Specifics of Non Compete Agreement Colorado Clauses
So, the question about the competition definition is how long should restrictive covenant clauses (Non Compete Clause Colorado) last and how far in geographic scope should it be under Colorado non compete law?
The duration of a covenant not to compete agreement and its enforceability is dependent upon the nature of the business. What is too lengthy of a restriction in one field may be too short in another industry to offer adequate protection. Similarly, the geographic spans of a non-compete clause are dependent upon the geographic scope of the protected party’s business.

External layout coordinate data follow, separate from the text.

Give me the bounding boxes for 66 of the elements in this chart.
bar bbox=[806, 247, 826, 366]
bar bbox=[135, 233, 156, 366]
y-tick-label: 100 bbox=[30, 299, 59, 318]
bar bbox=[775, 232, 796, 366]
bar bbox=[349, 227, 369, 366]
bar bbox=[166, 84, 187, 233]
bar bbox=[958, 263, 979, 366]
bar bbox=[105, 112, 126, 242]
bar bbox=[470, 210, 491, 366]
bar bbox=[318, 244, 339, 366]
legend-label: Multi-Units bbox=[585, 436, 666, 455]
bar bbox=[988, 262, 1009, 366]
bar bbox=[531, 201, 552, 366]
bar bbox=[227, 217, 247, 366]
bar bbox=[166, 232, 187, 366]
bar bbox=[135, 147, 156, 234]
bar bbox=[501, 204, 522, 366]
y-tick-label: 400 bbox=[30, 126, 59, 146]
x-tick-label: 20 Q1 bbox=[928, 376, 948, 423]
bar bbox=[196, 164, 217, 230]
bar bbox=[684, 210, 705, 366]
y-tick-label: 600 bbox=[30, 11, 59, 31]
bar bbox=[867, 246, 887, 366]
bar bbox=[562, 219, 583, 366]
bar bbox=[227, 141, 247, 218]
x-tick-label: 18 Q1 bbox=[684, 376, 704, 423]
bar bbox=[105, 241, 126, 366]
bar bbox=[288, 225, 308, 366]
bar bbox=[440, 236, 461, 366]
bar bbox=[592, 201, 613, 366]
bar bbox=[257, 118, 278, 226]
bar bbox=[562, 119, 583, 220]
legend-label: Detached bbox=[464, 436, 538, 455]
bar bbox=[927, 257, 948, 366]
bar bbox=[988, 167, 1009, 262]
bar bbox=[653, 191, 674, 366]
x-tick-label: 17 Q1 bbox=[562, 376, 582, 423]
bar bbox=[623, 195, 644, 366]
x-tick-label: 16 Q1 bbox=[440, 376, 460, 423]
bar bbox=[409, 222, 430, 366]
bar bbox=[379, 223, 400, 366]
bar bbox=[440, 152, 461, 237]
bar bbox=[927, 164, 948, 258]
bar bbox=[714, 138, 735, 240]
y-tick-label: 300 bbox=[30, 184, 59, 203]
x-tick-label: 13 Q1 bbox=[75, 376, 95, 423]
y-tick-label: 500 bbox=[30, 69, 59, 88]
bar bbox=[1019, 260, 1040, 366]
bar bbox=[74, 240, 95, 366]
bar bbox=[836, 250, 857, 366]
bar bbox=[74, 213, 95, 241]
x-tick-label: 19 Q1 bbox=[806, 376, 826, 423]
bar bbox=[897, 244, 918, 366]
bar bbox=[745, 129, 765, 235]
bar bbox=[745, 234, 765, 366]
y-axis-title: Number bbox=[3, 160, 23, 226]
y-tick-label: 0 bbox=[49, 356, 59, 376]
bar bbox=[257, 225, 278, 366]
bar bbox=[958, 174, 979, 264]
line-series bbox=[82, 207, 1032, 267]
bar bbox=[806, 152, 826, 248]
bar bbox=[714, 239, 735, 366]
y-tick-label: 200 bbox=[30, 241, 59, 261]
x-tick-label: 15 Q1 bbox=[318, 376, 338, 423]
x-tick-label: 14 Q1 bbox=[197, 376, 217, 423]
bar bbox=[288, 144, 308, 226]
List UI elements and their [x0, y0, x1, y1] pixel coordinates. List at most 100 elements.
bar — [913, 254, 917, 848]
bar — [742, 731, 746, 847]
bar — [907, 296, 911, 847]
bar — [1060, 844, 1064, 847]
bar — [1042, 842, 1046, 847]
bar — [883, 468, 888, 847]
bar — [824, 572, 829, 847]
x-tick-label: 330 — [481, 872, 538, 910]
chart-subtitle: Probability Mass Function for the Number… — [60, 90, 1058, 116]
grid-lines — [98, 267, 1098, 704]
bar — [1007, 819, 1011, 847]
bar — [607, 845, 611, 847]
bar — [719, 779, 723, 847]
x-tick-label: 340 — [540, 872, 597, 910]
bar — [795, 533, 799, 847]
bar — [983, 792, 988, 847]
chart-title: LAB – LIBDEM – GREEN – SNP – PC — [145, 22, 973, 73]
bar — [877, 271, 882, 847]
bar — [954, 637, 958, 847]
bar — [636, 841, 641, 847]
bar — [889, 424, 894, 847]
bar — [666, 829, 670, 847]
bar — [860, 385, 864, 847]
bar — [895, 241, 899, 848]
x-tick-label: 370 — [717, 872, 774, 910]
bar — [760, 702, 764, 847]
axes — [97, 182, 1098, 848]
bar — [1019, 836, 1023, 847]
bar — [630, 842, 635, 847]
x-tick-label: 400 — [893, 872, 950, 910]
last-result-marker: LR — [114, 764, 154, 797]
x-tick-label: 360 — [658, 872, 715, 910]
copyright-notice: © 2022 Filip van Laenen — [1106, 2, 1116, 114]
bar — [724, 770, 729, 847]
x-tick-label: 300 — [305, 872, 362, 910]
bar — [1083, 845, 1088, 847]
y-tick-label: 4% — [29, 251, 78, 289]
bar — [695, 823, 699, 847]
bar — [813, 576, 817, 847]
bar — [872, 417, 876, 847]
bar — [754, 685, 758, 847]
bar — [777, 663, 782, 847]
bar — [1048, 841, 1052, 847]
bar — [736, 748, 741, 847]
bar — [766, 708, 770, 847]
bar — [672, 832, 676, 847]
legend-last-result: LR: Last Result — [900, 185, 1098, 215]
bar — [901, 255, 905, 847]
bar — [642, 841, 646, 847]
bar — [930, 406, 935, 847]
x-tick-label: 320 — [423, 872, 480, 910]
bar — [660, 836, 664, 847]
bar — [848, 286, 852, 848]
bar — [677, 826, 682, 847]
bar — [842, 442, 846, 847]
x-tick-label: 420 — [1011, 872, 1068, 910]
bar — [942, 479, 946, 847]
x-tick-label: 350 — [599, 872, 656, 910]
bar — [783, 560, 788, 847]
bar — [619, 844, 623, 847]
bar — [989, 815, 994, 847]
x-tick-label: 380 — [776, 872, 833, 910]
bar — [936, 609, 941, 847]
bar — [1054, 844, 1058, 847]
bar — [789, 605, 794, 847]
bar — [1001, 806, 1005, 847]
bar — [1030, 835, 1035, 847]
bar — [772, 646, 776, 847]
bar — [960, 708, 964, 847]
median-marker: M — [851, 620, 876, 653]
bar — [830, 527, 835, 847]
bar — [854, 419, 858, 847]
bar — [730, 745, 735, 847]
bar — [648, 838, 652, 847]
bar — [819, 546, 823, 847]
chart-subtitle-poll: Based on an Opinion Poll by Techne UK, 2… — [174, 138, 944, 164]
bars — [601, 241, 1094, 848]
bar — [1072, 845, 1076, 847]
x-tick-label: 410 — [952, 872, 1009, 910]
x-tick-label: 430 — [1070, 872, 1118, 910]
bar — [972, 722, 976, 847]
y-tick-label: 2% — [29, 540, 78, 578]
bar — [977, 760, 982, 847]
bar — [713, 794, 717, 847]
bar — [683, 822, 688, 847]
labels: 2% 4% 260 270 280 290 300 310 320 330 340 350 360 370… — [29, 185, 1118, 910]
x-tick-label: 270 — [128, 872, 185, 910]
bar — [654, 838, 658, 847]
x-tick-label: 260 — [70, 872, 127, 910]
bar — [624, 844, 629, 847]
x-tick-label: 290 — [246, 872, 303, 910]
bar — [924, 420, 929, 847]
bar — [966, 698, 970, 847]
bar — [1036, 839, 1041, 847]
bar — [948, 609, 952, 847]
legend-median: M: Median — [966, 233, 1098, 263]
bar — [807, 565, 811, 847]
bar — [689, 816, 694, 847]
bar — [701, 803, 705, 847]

For example, if a protected party exclusively does business in several cities within a particular state, it’s reasonable to presume that precluding competition by the employee out of state is an unreasonable limitation. See also information about non-disclosure agreements. Also get information for government contractors that have employee confidentiality agreements.
Sample Court Outcomes Under Colorado Non Compete Law
The following provides several examples of restrictive non compete clause Colorado CO courts have upheld as reasonable under Colorado Non compete statute and Colorado law:
- Five-year, one county restriction on ophthalmologist was reasonable and enforceable in Colorado
- Five-year, one county covenant with the hospital was enforceable against the doctor since he sold his business and was a member of the professional staff, thus qualifying under two of the exceptions to the statute
- One year non compete provision restricting headhunters from contacting potential candidates was enforceable under trade secret exception to the non compete agreement Colorado statute
- Three-year, twenty-mile covenant enforced against the husband in divorce proceeding requiring the transfer of photographic developing business to wife, falling into the sale of the business and the executive management staff exceptions to the statute.
See Gibson v. Angros, 491 P.2d 87 (Colo. App. 1971); Boulder Medical Center v. Moore, 651 P.2d 464 (Colo. App. 1982); Management Recruiters of Boulder v. Miller, 762 P.2d 763, 764-766 (Colo. App. 1988); In re Marriage of Fischer, 834 P.2d 270 (Colo. App. 1992).